All the oil based polyurethanes will yellow. I use general finishes high performance waterbased poly as a clear coat when brushing. You can spray it as well and it comes in all sheens. I would not use minwax polycrylic. I have heard nothing good about it.


----------



## PACman (Oct 24, 2014)

Tprice2193 said:


> All the oil based polyurethanes will yellow. I use general finishes high performance waterbased poly as a clear coat when brushing. You can spray it as well and it comes in all sheens. I would not use minwax polycrylic. I have heard nothing good about it.


It's cheap. That's about it. And if you really, really enjoy applying 10 coats then you'll love it.


----------



## woodcoyote (Dec 30, 2012)

Some will resist yellowing more than others. Read the data page, if it doesn't say resists yellowing, then chances are it will probably yellow/amber fairly quickly (1-3 years). 

Non-yellowing oil doesn't really exist unless it's paired possibly with a urethane, but even then it only goes as far as "resisting" it.

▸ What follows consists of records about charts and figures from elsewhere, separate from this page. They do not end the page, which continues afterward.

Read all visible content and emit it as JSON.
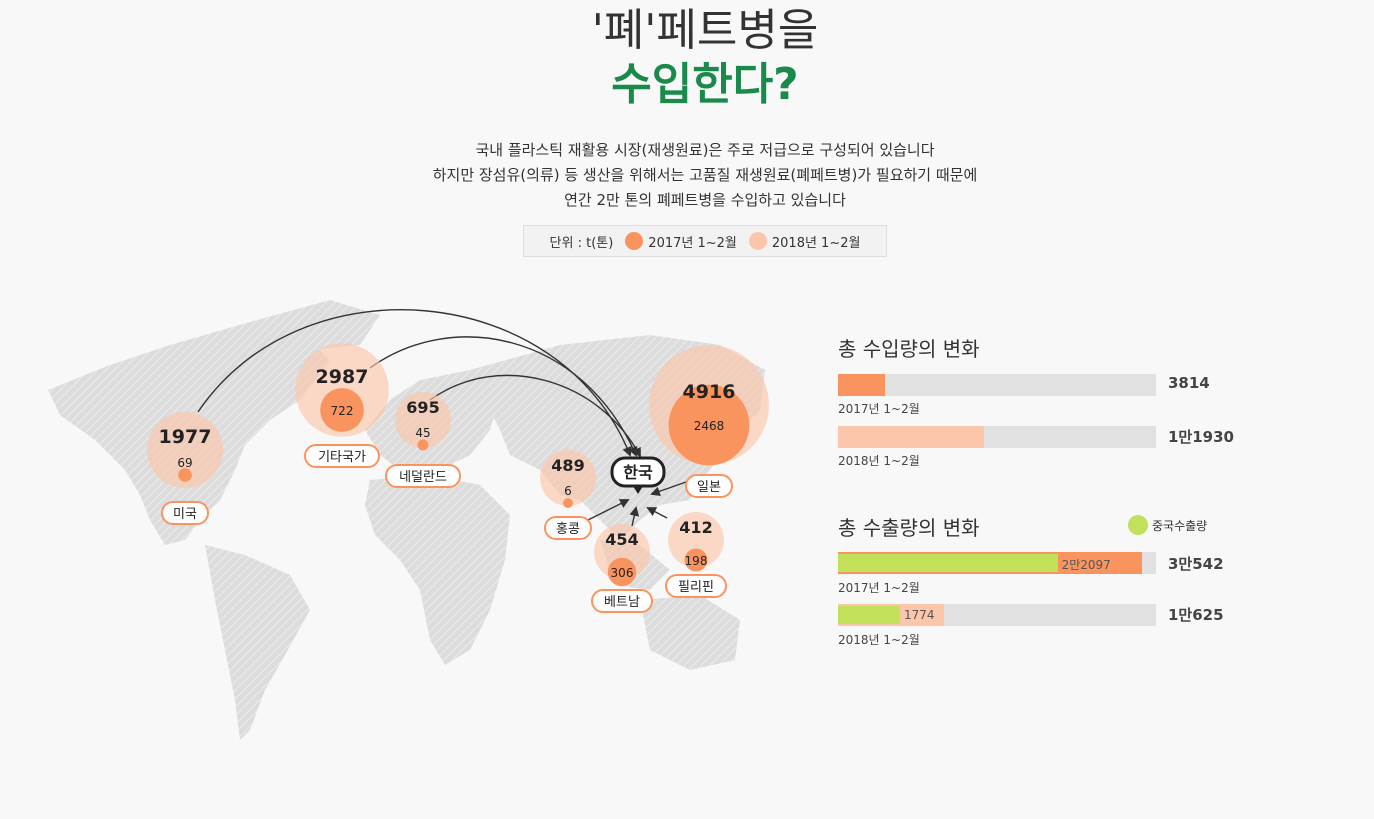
{
  "header": {
    "title_line1": "'폐'페트병을",
    "title_line2": "수입한다?",
    "description": [
      "국내 플라스틱 재활용 시장(재생원료)은 주로 저급으로 구성되어 있습니다",
      "하지만 장섬유(의류) 등 생산을 위해서는 고품질 재생원료(폐페트병)가 필요하기 때문에",
      "연간 2만 톤의 폐페트병을 수입하고 있습니다"
    ]
  },
  "legend": {
    "unit": "단위 : t(톤)",
    "series_2017": "2017년 1~2월",
    "series_2018": "2018년 1~2월",
    "color_2017": "#fa945e",
    "color_2018": "#fcc6aa"
  },
  "map": {
    "destination": "한국",
    "countries": [
      {
        "name": "미국",
        "v2018": "1977",
        "v2017": "69"
      },
      {
        "name": "기타국가",
        "v2018": "2987",
        "v2017": "722"
      },
      {
        "name": "네덜란드",
        "v2018": "695",
        "v2017": "45"
      },
      {
        "name": "홍콩",
        "v2018": "489",
        "v2017": "6"
      },
      {
        "name": "베트남",
        "v2018": "454",
        "v2017": "306"
      },
      {
        "name": "필리핀",
        "v2018": "412",
        "v2017": "198"
      },
      {
        "name": "일본",
        "v2018": "4916",
        "v2017": "2468"
      }
    ]
  },
  "imports": {
    "title": "총 수입량의 변화",
    "bars": [
      {
        "label": "2017년 1~2월",
        "total_text": "3814",
        "value": 3814
      },
      {
        "label": "2018년 1~2월",
        "total_text": "1만1930",
        "value": 11930
      }
    ]
  },
  "exports": {
    "title": "총 수출량의 변화",
    "china_legend": "중국수출량",
    "china_color": "#c2e05a",
    "bars": [
      {
        "label": "2017년 1~2월",
        "total_text": "3만542",
        "value": 30542,
        "china_text": "2만2097",
        "china_value": 22097
      },
      {
        "label": "2018년 1~2월",
        "total_text": "1만625",
        "value": 10625,
        "china_text": "1774",
        "china_value": 1774
      }
    ]
  },
  "chart_data": [
    {
      "type": "scatter",
      "title": "",
      "series": [
        {
          "name": "2017년 1~2월",
          "categories": [
            "미국",
            "기타국가",
            "네덜란드",
            "홍콩",
            "베트남",
            "필리핀",
            "일본"
          ],
          "values": [
            69,
            722,
            45,
            6,
            306,
            198,
            2468
          ]
        },
        {
          "name": "2018년 1~2월",
          "categories": [
            "미국",
            "기타국가",
            "네덜란드",
            "홍콩",
            "베트남",
            "필리핀",
            "일본"
          ],
          "values": [
            1977,
            2987,
            695,
            489,
            454,
            412,
            4916
          ]
        }
      ]
    },
    {
      "type": "bar",
      "title": "총 수입량의 변화",
      "categories": [
        "2017년 1~2월",
        "2018년 1~2월"
      ],
      "values": [
        3814,
        11930
      ]
    },
    {
      "type": "bar",
      "title": "총 수출량의 변화",
      "categories": [
        "2017년 1~2월",
        "2018년 1~2월"
      ],
      "series": [
        {
          "name": "",
          "values": [
            30542,
            10625
          ]
        },
        {
          "name": "중국수출량",
          "values": [
            22097,
            1774
          ]
        }
      ]
    }
  ]
}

Waterborne finishes saying crystal clear or water white do not yellow, hence why a lot of people use them. WB stuff is also much easier to clean, etc. etc.


----------



## 405generalcon (May 25, 2018)

I’ve been using Masters Armor by Old Masters for several years. One of the best products out there. Check it out. It’s a waterborne product.


----------



## jennifertemple (Oct 30, 2011)

I have seen Para's Oil based "Melamine" last bright and white for ten years on at four jobs had gone back to over the years. I assume the ones I did not do later work in held up as well. (Can't buy it in Canada anymore)


----------



## Brilliant_Painting (Feb 3, 2017)

Thank you guys for the input i appreciate it


----------